Premorbid functioning was assessed by administering the CBCL a week after the child’s injury. Severity of TBI was assessed using the Glasgow Coma Scale (GCS; Teasdale & Jennett, 1974). Four years post-injury, children in the severe TBI group had significantly higher scores on both the CBCL Attention Problems syndrome and the ADHD-IV Rating Scale (DuPaul, Power, Anastopolous, & Reid, 1998) than children in the moderate TBI and OI groups. In the severe TBI group, premorbid CBCL Attention Problems scores significantly moderated the effects of TBI on long-term attention problems, as measured by both the CBCL and the ADHD Rating Scale. For both the CBCL and the ADHD Rating Scale, hierarchical linear regression indicated that higher premorbid Attention Problems scores amplified the long-term risk for children with severe TBI compared to children with OI. This moderating effect was not found when comparing the moderate TBI group with the OI group. Clinically significant scores on the CBCL Attention Problems syndrome (T > 60) were obtained by 46% of the severe TBI group versus 26% of the OI group. This difference was magnified for children with clinically significant premorbid Attention Problems (82% for severe TBI vs. 42% for OI) but was attenuated for children with low premorbid Attention Problems scores (32% for severe TBI vs. 21% for OI). Children with severe TBI also obtained significantly lower scores than children with OI on several cognitive measures tapping auditory working memory, verbal fluency, verbal rule learning, cognitive flexibility, response speed, and focused attention.
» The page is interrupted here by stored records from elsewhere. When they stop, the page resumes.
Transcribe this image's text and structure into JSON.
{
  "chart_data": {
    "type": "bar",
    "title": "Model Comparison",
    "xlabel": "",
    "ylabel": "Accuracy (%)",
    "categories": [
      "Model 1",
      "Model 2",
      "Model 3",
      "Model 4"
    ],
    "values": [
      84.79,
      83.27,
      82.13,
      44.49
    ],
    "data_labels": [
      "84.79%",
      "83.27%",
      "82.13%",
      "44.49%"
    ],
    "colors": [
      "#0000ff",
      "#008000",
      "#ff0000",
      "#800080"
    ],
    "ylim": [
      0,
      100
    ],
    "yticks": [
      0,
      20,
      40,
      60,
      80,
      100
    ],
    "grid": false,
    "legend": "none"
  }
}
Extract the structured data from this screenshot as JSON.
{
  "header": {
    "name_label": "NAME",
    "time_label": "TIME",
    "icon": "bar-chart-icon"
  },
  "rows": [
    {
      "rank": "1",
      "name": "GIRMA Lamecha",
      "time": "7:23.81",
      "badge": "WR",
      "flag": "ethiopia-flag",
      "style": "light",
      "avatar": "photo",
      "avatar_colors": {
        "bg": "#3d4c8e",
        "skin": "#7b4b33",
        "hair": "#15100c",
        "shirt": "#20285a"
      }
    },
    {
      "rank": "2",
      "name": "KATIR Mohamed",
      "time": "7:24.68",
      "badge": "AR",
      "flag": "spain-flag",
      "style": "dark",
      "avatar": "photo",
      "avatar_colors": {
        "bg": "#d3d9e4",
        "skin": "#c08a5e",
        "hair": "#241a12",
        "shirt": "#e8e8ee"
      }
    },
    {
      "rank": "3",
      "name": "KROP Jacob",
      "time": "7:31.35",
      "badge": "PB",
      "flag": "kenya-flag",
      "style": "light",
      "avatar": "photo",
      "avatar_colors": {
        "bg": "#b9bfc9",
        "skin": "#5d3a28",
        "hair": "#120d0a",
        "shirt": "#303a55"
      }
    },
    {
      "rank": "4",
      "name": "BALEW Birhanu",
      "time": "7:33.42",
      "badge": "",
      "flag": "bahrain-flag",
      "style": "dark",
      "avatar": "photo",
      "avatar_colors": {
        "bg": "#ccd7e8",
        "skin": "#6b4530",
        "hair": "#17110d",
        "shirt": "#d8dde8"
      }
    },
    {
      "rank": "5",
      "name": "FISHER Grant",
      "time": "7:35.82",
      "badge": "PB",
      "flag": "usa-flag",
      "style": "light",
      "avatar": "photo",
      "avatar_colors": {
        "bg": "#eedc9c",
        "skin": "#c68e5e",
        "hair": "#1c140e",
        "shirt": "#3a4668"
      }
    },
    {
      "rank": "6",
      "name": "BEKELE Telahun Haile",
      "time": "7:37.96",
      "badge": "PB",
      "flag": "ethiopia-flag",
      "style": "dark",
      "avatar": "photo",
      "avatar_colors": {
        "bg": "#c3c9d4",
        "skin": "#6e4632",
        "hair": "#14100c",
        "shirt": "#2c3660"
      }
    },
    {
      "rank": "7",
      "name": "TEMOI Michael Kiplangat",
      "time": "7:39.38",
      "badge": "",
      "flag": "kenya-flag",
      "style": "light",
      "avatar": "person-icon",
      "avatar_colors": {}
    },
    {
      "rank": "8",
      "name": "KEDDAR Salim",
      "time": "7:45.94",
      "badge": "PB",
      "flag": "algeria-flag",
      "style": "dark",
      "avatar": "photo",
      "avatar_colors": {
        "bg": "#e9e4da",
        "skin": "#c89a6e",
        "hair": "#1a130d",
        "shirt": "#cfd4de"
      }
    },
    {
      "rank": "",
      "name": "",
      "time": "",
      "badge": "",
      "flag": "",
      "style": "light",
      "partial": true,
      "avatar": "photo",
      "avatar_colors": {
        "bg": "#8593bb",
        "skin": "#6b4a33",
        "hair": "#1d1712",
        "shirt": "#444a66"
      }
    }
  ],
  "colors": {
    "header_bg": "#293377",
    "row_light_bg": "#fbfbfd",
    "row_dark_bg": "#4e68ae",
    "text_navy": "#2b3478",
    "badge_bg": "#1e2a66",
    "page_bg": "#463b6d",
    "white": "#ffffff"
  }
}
Performance on all the cognitive tests was significantly associated with long-term CBCL Attention Problems scores in all groups, but premorbid Attention Problems scores did not moderate the effects of TBI on cognitive outcomes. The authors concluded that their findings illustrate the construct of reserve capacity, whereby the greater the level of premorbid problems indicated by CBCL Attention Problems scores, the greater the impact of severe TBI on long-term attentional difficulties.
Reference: Yeates, K.O., Armstrong, K., Janusz, J., Taylor, H.G., Wade, S., Stancin, T., et al. (2005). Long-term attention problems in children with traumatic brain injury. Journal of the American Academy of Child and Adolescent Psychiatry, 44, 574-584.